Saturday, December 17, 2011

I Am in an Umberto Eco Mood - Review of "The Mysterious Flame of Queen Loana"


Ever the didactic professor - even when wielding the novelist's pen - Umberto Eco explores how memory serves to lead us out the the metaphysical fog that often enshrouds us. "A sixty-ish Milanese antiquarian bookseller nicknamed Yambo suffers a stroke and loses his memory of everything but the words he has read: poems, scenes from novels, miscellaneous quotations." Eco manages to take this plot device and weave a tale that is a very personal recollection of what it must have been like for him to grow up in the Italy of World War II. Political intrigue often emerges from Yambo's fog-bound memory as images from his childhood trigger nostalgic excursions through the past.

Hovering over the entire enterprise is Yambo's unrequited love for the unattainable object of a high school crush - Lili, the memory of whose face he struggles to recalls as he lies dying in a comatose state. An initial cerebral incident had left him bereft of personal memories. Back home in his ancestral home of Solara, he slowly regains a sense of perspective and history through the books, records, movie posters and comic books he discovered sequestered throughout the villa.
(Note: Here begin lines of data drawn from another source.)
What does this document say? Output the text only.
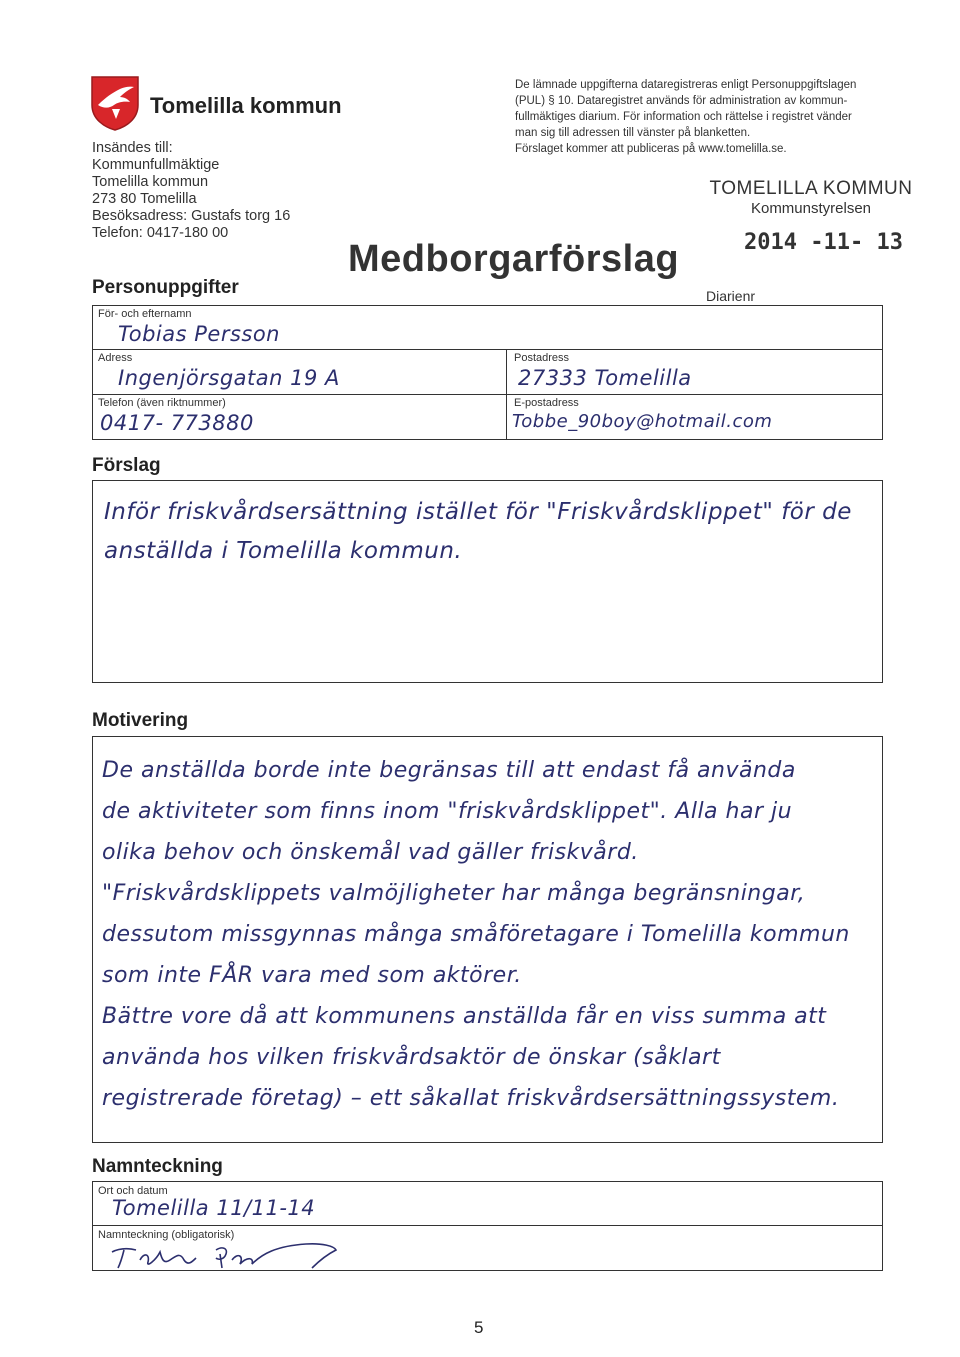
Tomelilla kommun
Insändes till:
Kommunfullmäktige
Tomelilla kommun
273 80 Tomelilla
Besöksadress: Gustafs torg 16
Telefon: 0417-180 00
De lämnade uppgifterna dataregistreras enligt Personuppgiftslagen
(PUL) § 10. Dataregistret används för administration av kommun-
fullmäktiges diarium. För information och rättelse i registret vänder
man sig till adressen till vänster på blanketten.
Förslaget kommer att publiceras på www.tomelilla.se.
TOMELILLA KOMMUN
Kommunstyrelsen
2014 -11- 13
Diarienr
Medborgarförslag
Personuppgifter
För- och efternamn
Tobias Persson
Adress
Ingenjörsgatan 19 A
Postadress
27333 Tomelilla
Telefon (även riktnummer)
0417- 773880
E-postadress
Tobbe_90boy@hotmail.com
Förslag
Inför friskvårdsersättning istället för "Friskvårdsklippet" för de
anställda i Tomelilla kommun.
Motivering
De anställda borde inte begränsas till att endast få använda
de aktiviteter som finns inom "friskvårdsklippet". Alla har ju
olika behov och önskemål vad gäller friskvård.
"Friskvårdsklippets valmöjligheter har många begränsningar,
dessutom missgynnas många småföretagare i Tomelilla kommun
som inte FÅR vara med som aktörer.
Bättre vore då att kommunens anställda får en viss summa att
använda hos vilken friskvårdsaktör de önskar (såklart
registrerade företag) – ett såkallat friskvårdsersättningssystem.
Namnteckning
Ort och datum
Tomelilla 11/11-14
Namnteckning (obligatorisk)
5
His final discovery of a priceless original Shakespeare folio triggers his ultimate cerebral vascular accident. The final chapters take the reader inside the mind of the dying Yambo as he speeds through a dizzying kaleidoscope of real and imagined images - all the while groping for the elusive image of Lili's face. These final chapters - and Yambo's final apocalyptic thoughts and memories - are presented (in typical Eco style) as a parody of the Book of Revelation.

The novel is a moving and irreverent conceit in which Eco opens the kimona and shows us not only his special mind but also his complex heart.

Enjoy "The Mysterious Flame of Queen Loana."